The fact that I've spent the better part of a week, now, trying to figure out how to write this review says, I think, something about Ashes: Hemplow's short cosmic-horror-splashed haunted-place novel [say that three times fast]. I am just not sure what. Part of me wanted to start with a question about the Horror Zeitgeist that can fashion a ghost tale out of a genre notorious for being the-other-supernatural. Part of me wanted to dive right in with some comment about the novel's relevant-to-current-events vibe—from international relations with Russia to e-cigs. Part of me just wanted to blink twice and have a review written. All three parts are going to be a tad disappointed.
First off, the book is good with great moments—immediately coming to mind is a scene involving brood parasitism into which I had trouble not trying to read too much. It also does well by characters [including a wonderfully understated "love story"], mostly with the pacing, establishing a sense of unease, and being very even handed with its cosmic-sprinkles.
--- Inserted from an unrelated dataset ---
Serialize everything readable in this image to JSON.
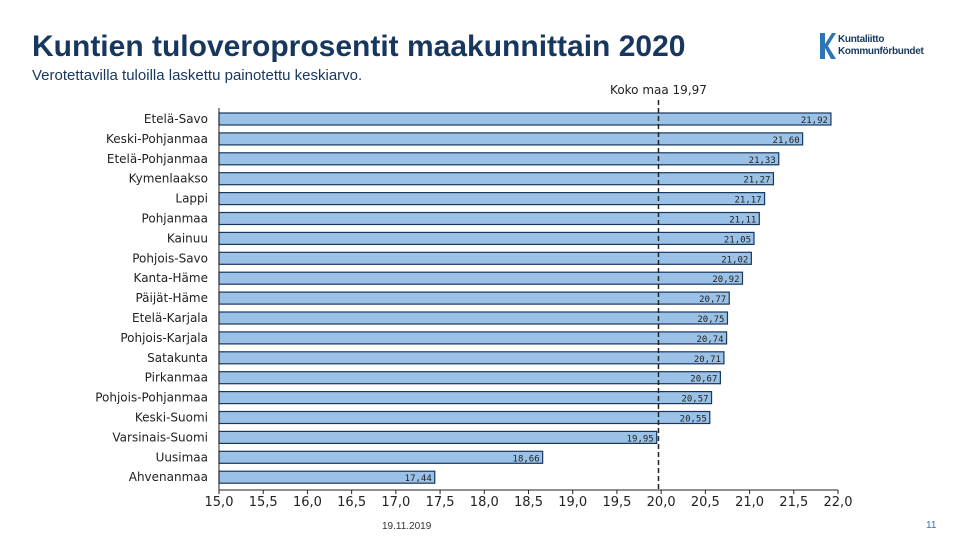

In the first portion of the book, most of the first half, the driving horror and unease is almost entirely down to Patricia—Ashes' protagonist, hired to renovate a house destroyed by fire centuries ago—and her desperate, life-wrecking desire to get her son, Noah, out of Russian prison [Hemplow feeds details about why Noah is in prison throughout, so I'll avoid saying why he is in...]. She is steadily losing cash and possessions just to keep up with the bribes and the legal fees [which is another word for bribe, in this case]. She has become estranged from her husband because she feels he is not passionate about their son's defense. She even takes the job central to the novel's plot to raise more money, entrapping her in its embrace.
And all of this suffering is highlighted by Hemplow's refusal to allow communication with Noah. Noah is a cipher, a lacuna, a blank spot in a book where he is arguably the second most important character. Despite being the driving force in her life, he is less real to Patricia on the everyday side of things than the Other-Worldly Things haunting her, except to what degree she creates Noah in her life, investing her ideal of him into her struggles and her suffering. Even if this book had been half-as-good as it is, Hemplow would deserve some notice for his handling of the [lack of] mother-son relationship and its ironic turn into a mother-[mother's-idea-of-]son one.
It would be wrong, I think, to refer to the struggles of her son and herself as "cosmic horror", but in a lot of ways, such a lacuna, such a fear, feels exactly like the heart of cosmic horror. The uncaring universe is represented by uncaring, questionably-motivated bureaucrats who does not entirely grasp the language, the emotion, or the mindset of those they impact; whoses face you can only imagine on the other end of a phone line. One does not need the Necronomicon to tell you the face of dark gods, here, you can imagine them in the description of a horrible jail cell miles and miles away.
As the book continues, the other horror increases in intensity, and the Noah-centric elements take longer and longer stints in the back-seat—I will assume this is a conscious decision—and the beat flips more and more to the well-known rhythms of a haunting: found artifacts, the living-in-a-new-place vibe, the inner-struggle-meets-outer-struggle, the contemporaneousness of the past and present. Though Hemplow does not spruce up the haunting genre greatly, he has moments where hints of other wrongness peak through—the brood parasite scene, a scene with a breakfast egg gone wrong, the odd phone calls linked, ostensibly, to the other half of the horror—that add dark spice to its flavor. He grasps the elements well and his prose is well structured.
That is, until the book hits a section of plot nearing the end. To understand it as a problem, you must first understand it as a success: having floated up a few disparate elements—the haunting and the son-in-Russian-prison story arcs—Hemplow intertwines them more and more into the double-helix of Patricia's life as a downward spiral. She has stacked her dominoes too precariously for too long, except, as the pieces tumble, they collapse fast and hard, occasionally feeling a tad teleological. As the twin-headed horrors of her life spirals into a hydra, the tension pops a bit hard, too orchestrated to continue the book's disturbing dissonance, a harsh note only showing up again at the foreshortened end, which I enjoyed exactly for its abrupt paean to madness and despair left rough.
All in all, a good book, as I said, with moments of true greatness driven by a repeated refrain of inviting death into your heart and into your home [the road to Hell, they say...]. While the cosmic-sprinkles are maybe too few to fully recommend it on that dime, the intersection between them and the more traditional haunt has some mileage and makes for an interesting juxtaposition.